I've looked at the Regex based solutions suggested here, and they don't fill me with any confidence except in the most trivial cases. An angle bracket in an attribute is all it would take to break, let alone mal-formmed HTML from the wild. And what about entities like &? If you want to convert HTML into plain text, you need to decode entities too.
So I propose the method below.
Using HtmlAgilityPack, this extension method efficiently strips all HTML tags from an html fragment. Also decodes HTML entities like &. Returns just the inner text items, with a new line between each text item.
public static string RemoveHtmlTags(this string html)
{
if (String.IsNullOrEmpty(html))
return html;
var doc = new HtmlAgilityPack.HtmlDocument();
doc.LoadHtml(html);
if (doc.DocumentNode == null || doc.DocumentNode.ChildNodes == null)
{
return WebUtility.HtmlDecode(html);
}
var sb = new StringBuilder();
var i = 0;
foreach (var node in doc.DocumentNode.ChildNodes)
{
var text = node.InnerText.SafeTrim();
if (!String.IsNullOrEmpty(text))
{
sb.Append(text);
if (i < doc.DocumentNode.ChildNodes.Count - 1)
{
sb.Append(Environment.NewLine);
}
}
i++;
}
var result = sb.ToString();
return WebUtility.HtmlDecode(result);
}
public static string SafeTrim(this string str)
{
if (str == null)
return null;
return str.Trim();
}
If you are really serious, you'd want to ignore the contents of certain HTML tags too (<script>, <style>, <svg>, <head>, <object> come to mind!) because they probably don't contain readable content in the sense we are after.

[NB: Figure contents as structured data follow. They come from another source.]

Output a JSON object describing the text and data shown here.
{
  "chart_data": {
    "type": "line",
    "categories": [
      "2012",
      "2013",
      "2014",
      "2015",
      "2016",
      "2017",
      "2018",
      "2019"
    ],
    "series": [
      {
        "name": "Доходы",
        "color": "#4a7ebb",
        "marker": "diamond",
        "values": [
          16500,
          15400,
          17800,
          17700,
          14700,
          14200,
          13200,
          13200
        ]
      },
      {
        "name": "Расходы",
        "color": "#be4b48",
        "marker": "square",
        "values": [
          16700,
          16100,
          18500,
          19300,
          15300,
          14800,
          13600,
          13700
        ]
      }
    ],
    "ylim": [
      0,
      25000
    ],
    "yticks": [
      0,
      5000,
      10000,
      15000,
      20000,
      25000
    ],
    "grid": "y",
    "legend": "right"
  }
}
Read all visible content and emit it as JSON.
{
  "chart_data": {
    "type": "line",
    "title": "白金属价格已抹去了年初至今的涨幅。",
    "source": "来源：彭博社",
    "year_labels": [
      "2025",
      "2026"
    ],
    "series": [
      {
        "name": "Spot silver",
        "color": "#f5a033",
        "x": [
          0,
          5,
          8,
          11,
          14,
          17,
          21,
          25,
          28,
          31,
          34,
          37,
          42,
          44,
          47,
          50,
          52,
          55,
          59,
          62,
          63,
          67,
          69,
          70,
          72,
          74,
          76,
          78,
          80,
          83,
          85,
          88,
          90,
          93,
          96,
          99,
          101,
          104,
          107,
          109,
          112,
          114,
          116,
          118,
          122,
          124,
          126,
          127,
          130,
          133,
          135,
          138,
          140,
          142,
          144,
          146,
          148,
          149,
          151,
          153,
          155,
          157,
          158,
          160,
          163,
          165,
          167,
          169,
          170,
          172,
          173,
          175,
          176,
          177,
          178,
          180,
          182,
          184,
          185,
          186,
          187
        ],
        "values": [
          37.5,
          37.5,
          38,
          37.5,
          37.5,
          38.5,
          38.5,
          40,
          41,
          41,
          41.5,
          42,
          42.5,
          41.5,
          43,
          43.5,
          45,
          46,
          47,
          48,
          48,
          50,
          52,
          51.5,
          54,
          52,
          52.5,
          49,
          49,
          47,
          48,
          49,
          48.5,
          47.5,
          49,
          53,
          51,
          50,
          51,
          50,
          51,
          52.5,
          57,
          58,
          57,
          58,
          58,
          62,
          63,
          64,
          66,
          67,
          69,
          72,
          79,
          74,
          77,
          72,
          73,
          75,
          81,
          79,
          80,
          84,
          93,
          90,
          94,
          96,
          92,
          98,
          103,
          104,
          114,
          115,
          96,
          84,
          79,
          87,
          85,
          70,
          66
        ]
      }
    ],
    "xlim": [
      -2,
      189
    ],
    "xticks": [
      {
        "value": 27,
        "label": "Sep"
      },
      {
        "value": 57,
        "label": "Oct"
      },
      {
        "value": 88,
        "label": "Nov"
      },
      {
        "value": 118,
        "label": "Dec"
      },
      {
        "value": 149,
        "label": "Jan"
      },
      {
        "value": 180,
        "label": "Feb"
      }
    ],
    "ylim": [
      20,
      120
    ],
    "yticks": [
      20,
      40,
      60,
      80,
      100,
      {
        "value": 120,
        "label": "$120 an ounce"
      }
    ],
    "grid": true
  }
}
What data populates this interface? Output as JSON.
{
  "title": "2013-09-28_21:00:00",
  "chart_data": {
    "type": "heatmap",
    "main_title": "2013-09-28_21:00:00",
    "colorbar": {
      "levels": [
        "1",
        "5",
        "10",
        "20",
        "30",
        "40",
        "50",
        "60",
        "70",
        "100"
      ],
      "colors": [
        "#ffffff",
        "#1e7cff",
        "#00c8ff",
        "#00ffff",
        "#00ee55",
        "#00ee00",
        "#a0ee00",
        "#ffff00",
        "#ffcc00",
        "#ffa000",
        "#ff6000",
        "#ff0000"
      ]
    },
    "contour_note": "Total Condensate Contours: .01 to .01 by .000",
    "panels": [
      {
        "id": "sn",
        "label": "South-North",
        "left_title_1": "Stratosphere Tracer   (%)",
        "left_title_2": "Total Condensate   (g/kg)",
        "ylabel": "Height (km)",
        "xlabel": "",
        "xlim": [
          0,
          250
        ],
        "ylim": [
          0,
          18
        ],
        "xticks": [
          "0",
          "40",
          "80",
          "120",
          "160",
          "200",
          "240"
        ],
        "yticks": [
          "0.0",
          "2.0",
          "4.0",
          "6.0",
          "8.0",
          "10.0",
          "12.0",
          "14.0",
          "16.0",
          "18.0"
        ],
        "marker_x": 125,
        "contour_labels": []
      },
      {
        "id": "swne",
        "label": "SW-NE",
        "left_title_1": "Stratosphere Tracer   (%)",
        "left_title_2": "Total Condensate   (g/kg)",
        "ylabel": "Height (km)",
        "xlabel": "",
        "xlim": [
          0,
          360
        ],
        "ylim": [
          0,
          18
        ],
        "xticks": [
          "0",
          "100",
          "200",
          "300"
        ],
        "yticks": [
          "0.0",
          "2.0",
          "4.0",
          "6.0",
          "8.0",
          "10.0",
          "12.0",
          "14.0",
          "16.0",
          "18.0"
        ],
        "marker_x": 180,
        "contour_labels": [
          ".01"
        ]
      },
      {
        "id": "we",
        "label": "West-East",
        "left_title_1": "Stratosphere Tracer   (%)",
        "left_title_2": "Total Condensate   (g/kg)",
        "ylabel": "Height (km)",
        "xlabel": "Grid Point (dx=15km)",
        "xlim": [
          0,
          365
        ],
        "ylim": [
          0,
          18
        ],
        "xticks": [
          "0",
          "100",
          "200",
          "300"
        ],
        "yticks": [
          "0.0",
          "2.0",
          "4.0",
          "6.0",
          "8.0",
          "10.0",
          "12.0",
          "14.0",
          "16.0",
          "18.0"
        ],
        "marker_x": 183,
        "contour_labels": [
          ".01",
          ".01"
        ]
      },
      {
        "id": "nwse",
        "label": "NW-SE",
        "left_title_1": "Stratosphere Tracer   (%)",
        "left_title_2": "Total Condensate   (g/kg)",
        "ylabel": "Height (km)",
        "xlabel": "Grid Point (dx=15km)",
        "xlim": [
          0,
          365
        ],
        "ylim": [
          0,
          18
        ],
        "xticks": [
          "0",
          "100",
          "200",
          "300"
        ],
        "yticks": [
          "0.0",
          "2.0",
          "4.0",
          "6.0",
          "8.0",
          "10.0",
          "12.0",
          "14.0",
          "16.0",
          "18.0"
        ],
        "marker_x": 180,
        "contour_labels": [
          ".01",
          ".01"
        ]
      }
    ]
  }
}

What you do there will depend on your circumstances and how far you want to go, but using HtmlAgilityPack it would be pretty trivial to whitelist or blacklist selected tags.
If you are rendering the content back to an HTML page, make sure you understand XSS vulnerability & how to prevent it - i.e. always encode any user-entered text that gets rendered back onto an HTML page (> becomes > etc).